Sky flexes its AI muscles

Artificial intelligence might be the buzzword of 2018, but few actually know what to do with the technology. That said, Sky seems to be surging ahead of the pack.

At the Telco Data Analytics and AI conference in London, an interesting statistic was put to the audience; 60% of the AI R&D spend in the telco industry is being directed towards network optimization. This is certainly a valid quest, though the problem with inward R&D investment is that it won’t prevent the slow wander towards utilitisation. To create value, telcos need to be investing in projects which actually create value, drive diversification and capitalise on new revenues. This is exactly what Sky seems to be doing.

“We have a data liquidity problem,” said Rob McLaughlin, Head of Digital Decisioning and Analytics for Sky UK. “Getting data is not an issue, we get it without trying, it’s about getting value from it.”

It seems the Sky UK team has a lot of ‘nice to have problems’, which demonstrate the effective steps forward the business is making in the intelligence-orientated world. While many telcos are struggling with the basic concepts, Sky is really setting the pace.

Aside from the overwhelming amount of data, McLaughlin complained of the management teams attitude towards artificial intelligence. Here, the team aren’t resisting, but asking for solutions which are overly complex. McLaughlin pointed out the Sky business was missing out on the low-hanging fruit, the simple problems which AI can address, instead the management team is looking for the top-line, super-complex solutions which can bring about revolutionary-change.

As McLaughlin told the audience, this is frustrating, but at least the management team is embracing new concepts and technologies, even if they are trying to run before they can walk. This is arguably a perfect scenario however. Change is led from the top of an organization, and McLaughlin seems to be describing a culture which is desperate to embrace change and create value.

Another interesting point made by McLaughlin was a claim there was no POC.

“We launched these projects at scale from day one,” said McLaughlin. “We didn’t want to do a POC as it was a bit of an insult to our intelligence. Why do they need to test whether data is good for the business?”

This demonstrates the much-hyped fail fast business model which has been employed so effectively by the internet giants. These companies don’t need to prove there is value in personalising services, they just need to make it work. The only way to get the algorithms to work is to get them out in the real world, trained by data, honed by machine learning and real-time experiences. This culture of creating results, not trying to prove perfection, will certainly drive value for Sky.
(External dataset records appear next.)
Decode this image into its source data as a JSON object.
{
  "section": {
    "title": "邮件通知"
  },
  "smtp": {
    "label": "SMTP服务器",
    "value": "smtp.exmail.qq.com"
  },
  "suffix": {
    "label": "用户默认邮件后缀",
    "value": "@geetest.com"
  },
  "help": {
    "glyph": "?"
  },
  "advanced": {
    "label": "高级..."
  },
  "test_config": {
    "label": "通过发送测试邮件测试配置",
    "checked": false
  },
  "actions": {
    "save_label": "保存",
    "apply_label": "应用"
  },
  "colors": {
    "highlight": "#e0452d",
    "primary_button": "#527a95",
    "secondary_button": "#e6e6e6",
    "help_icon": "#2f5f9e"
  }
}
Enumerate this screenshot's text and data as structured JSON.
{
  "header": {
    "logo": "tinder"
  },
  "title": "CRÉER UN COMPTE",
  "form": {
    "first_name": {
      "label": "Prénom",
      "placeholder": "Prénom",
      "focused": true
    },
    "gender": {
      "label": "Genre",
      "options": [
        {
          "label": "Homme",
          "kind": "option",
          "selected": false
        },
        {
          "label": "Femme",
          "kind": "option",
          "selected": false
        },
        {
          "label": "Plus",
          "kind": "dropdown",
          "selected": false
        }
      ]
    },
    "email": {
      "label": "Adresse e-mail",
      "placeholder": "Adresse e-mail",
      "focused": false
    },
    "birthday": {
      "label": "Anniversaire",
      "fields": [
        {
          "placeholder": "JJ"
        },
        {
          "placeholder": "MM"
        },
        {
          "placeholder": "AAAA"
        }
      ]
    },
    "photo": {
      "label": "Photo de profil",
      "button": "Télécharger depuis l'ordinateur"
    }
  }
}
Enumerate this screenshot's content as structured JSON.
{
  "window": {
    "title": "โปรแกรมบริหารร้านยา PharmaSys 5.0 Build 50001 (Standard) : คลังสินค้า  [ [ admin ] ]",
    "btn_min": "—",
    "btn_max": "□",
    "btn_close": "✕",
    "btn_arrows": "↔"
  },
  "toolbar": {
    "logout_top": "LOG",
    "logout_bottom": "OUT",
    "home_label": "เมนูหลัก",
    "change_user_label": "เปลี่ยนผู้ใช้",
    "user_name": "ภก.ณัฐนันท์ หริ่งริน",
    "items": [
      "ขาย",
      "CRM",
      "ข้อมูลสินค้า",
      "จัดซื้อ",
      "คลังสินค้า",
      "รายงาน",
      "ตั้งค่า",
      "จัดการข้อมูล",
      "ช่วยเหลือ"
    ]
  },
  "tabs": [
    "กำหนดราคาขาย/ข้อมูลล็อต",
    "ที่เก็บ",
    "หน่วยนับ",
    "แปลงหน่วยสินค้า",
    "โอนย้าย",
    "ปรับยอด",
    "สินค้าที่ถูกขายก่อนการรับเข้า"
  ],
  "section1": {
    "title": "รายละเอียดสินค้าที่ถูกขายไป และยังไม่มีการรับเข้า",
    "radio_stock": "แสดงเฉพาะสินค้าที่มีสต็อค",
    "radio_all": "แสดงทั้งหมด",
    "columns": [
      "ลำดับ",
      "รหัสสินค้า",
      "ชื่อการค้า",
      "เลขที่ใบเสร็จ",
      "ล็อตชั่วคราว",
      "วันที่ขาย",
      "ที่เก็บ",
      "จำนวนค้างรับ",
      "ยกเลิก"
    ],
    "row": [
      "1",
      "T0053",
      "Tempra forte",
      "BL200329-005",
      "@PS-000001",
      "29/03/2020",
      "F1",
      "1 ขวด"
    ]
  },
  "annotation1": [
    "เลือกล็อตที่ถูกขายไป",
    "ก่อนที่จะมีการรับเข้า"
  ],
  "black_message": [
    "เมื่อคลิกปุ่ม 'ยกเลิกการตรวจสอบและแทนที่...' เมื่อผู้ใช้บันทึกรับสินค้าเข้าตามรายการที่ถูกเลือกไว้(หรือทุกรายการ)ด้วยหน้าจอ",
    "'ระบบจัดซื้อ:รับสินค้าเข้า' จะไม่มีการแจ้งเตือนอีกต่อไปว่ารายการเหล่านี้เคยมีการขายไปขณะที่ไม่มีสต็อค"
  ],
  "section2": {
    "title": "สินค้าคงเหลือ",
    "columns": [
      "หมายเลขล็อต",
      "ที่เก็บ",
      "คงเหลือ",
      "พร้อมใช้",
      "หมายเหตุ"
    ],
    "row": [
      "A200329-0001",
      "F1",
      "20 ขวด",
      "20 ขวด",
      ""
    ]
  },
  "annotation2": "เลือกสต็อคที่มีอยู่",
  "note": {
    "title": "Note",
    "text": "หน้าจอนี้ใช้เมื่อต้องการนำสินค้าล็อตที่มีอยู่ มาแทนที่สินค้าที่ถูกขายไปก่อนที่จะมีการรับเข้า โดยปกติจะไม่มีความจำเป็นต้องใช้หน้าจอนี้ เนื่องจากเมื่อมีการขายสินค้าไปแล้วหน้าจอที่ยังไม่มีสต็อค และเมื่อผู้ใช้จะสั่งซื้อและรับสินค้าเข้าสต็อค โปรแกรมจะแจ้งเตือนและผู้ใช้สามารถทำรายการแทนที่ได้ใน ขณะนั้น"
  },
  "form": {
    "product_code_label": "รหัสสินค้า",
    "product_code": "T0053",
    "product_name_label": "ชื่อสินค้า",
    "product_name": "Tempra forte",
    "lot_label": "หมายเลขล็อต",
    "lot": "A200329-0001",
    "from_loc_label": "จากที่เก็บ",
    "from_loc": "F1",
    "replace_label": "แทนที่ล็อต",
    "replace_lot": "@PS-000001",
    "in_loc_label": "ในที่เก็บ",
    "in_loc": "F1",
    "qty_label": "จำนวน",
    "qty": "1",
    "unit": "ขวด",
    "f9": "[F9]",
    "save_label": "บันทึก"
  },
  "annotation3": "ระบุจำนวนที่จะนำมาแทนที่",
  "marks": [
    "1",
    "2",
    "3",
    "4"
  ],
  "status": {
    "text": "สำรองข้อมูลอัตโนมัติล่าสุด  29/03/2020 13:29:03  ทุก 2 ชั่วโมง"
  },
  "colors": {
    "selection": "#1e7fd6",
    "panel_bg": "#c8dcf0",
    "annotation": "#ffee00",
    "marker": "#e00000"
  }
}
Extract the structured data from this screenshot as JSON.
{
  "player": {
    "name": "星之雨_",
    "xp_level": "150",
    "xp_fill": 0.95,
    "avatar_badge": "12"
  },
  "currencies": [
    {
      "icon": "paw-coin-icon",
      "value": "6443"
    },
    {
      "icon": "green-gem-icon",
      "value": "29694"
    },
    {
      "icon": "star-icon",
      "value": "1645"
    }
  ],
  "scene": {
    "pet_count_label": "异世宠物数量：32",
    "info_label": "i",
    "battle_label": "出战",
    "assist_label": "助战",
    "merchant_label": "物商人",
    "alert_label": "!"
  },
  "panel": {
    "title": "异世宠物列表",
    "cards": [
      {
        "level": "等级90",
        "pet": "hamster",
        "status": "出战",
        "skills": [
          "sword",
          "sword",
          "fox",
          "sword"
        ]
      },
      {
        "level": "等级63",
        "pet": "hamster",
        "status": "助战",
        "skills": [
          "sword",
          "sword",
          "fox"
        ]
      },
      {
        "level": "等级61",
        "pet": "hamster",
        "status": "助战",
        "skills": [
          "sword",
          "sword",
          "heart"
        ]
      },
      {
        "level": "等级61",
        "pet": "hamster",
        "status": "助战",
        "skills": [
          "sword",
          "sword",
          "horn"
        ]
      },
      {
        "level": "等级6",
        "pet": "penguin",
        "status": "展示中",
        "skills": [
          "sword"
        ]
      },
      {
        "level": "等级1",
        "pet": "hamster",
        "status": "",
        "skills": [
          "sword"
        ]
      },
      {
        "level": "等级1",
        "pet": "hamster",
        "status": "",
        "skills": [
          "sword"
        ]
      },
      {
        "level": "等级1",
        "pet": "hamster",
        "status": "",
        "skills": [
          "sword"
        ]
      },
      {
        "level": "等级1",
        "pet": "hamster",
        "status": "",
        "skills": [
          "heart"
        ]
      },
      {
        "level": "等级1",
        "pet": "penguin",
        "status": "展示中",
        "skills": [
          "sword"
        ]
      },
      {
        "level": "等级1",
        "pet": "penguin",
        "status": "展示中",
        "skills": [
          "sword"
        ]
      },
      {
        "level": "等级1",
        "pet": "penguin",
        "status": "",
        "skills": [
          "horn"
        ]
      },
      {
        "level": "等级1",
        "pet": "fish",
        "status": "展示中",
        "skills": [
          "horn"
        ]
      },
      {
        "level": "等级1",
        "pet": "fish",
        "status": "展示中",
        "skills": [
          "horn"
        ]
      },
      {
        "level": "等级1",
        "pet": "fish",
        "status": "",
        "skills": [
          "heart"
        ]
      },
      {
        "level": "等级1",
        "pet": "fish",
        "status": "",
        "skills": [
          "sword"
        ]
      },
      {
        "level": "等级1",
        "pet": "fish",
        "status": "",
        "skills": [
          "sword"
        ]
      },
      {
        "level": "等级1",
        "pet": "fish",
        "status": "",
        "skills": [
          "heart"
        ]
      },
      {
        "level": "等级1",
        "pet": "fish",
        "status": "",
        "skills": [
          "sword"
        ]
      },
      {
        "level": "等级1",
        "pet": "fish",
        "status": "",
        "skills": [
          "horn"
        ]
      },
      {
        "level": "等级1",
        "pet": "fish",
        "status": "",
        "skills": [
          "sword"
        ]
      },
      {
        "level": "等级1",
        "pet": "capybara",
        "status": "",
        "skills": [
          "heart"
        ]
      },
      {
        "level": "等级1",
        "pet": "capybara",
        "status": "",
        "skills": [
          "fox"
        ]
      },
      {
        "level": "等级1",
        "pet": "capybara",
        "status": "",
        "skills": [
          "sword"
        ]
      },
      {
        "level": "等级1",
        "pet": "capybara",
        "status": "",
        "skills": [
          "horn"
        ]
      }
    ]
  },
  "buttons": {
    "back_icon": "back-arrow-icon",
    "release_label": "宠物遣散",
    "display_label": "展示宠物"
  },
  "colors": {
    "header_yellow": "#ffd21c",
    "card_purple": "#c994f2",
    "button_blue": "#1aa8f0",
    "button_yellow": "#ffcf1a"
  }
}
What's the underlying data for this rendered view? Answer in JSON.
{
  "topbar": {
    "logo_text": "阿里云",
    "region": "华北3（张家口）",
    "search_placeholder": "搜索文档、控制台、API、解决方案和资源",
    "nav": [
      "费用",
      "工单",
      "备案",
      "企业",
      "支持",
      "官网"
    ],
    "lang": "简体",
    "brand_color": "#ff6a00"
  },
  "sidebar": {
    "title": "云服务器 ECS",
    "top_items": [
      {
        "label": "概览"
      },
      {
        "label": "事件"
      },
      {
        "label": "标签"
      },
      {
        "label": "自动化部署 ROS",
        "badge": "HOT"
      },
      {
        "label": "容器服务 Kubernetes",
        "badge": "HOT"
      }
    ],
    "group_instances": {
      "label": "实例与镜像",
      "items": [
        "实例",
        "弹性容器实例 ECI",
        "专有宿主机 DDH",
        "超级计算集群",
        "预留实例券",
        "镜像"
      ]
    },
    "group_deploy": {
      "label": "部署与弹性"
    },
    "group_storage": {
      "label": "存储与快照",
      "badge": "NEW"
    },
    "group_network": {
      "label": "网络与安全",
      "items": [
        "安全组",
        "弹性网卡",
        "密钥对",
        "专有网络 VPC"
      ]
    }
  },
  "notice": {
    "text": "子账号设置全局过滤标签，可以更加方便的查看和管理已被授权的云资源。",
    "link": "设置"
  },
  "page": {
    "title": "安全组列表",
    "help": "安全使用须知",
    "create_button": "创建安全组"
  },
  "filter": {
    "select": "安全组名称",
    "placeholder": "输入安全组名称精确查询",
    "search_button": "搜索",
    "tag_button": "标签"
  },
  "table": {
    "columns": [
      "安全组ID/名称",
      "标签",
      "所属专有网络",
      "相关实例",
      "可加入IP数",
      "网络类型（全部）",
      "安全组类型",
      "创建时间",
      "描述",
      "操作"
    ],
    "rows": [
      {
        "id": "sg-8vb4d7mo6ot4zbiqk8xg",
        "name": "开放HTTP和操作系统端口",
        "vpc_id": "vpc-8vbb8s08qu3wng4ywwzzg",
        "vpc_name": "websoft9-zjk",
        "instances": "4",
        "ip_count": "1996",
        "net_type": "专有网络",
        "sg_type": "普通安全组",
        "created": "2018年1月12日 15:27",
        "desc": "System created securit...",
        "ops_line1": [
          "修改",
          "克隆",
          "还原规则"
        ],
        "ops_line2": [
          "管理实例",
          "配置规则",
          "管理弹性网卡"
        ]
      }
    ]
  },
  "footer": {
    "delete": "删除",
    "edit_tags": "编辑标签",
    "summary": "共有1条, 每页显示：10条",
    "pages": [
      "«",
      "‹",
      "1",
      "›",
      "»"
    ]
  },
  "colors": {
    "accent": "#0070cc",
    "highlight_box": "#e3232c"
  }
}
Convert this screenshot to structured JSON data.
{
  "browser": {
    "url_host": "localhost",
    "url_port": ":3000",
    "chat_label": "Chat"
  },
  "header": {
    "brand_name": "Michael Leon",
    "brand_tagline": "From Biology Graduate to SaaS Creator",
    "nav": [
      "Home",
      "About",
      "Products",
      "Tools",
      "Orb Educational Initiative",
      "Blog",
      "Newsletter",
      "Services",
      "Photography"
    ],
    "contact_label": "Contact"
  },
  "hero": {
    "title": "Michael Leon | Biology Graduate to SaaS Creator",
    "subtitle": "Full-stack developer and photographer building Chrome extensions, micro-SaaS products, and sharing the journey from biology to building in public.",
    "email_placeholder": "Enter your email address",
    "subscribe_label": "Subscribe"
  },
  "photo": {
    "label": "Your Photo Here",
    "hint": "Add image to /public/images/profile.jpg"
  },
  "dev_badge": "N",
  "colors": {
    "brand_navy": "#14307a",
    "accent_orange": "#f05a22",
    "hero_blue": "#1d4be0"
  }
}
McLaughlin’s team are implementing AI in four different ways at Sky. Firstly, using customer information to cross sell services and products. Secondly, increasing engagement with products and services customers have already bought. Third, anticipating customer needs and problems, a project which is saving Sky millions in customer services and improving the overall NPS score. Finally, AI is being used in media optimisation to improve the advertising platform.

While these projects are still in the early days, the results are clear according to McLaughlin. NPS has been improving, cost saving are being realised and proactive selling of product through personalisation is increasing. With the cross-selling side, the results are quite remarkable. The success of sales of Sky Sport products are up 57% due to two simple changes. Firstly, putting the product in front of the customer at the right time, Saturday afternoon not Friday night for example, and Secondly, selling the product in the right way. If you know you are engaging a football fan, tell them about the football benefits not Formula One.

“Just crazy we haven’t been doing this for 30 years,” said McLaughlin.

All of these initiatives are built on identity. For McLaughlin this is the most important aspect of any data analytics and AI programme, and receives more attention than anything else. If you cannot identify your customer, it is impossible to personalise services effectively. It seems simple, but it is an aspect which is often overlooked.

“If we have the opportunity to speak to someone, don’t tell them something, treat them as the person the data says they are,” said McLaughlin.

Sky might not have a reputation as an particularly innovative organization, nothing out of the ordinary at least, but this approach to data analytics and artificial intelligence is certainly worth noting. The culture is accepting and proactive, there is an attitude which is geared toward doing, not planning, and the objectives are clearly outlined. McLaughlin might have his frustrations, but if you want an example of an organization which is proving the value of intelligence, you won’t have to look much farther.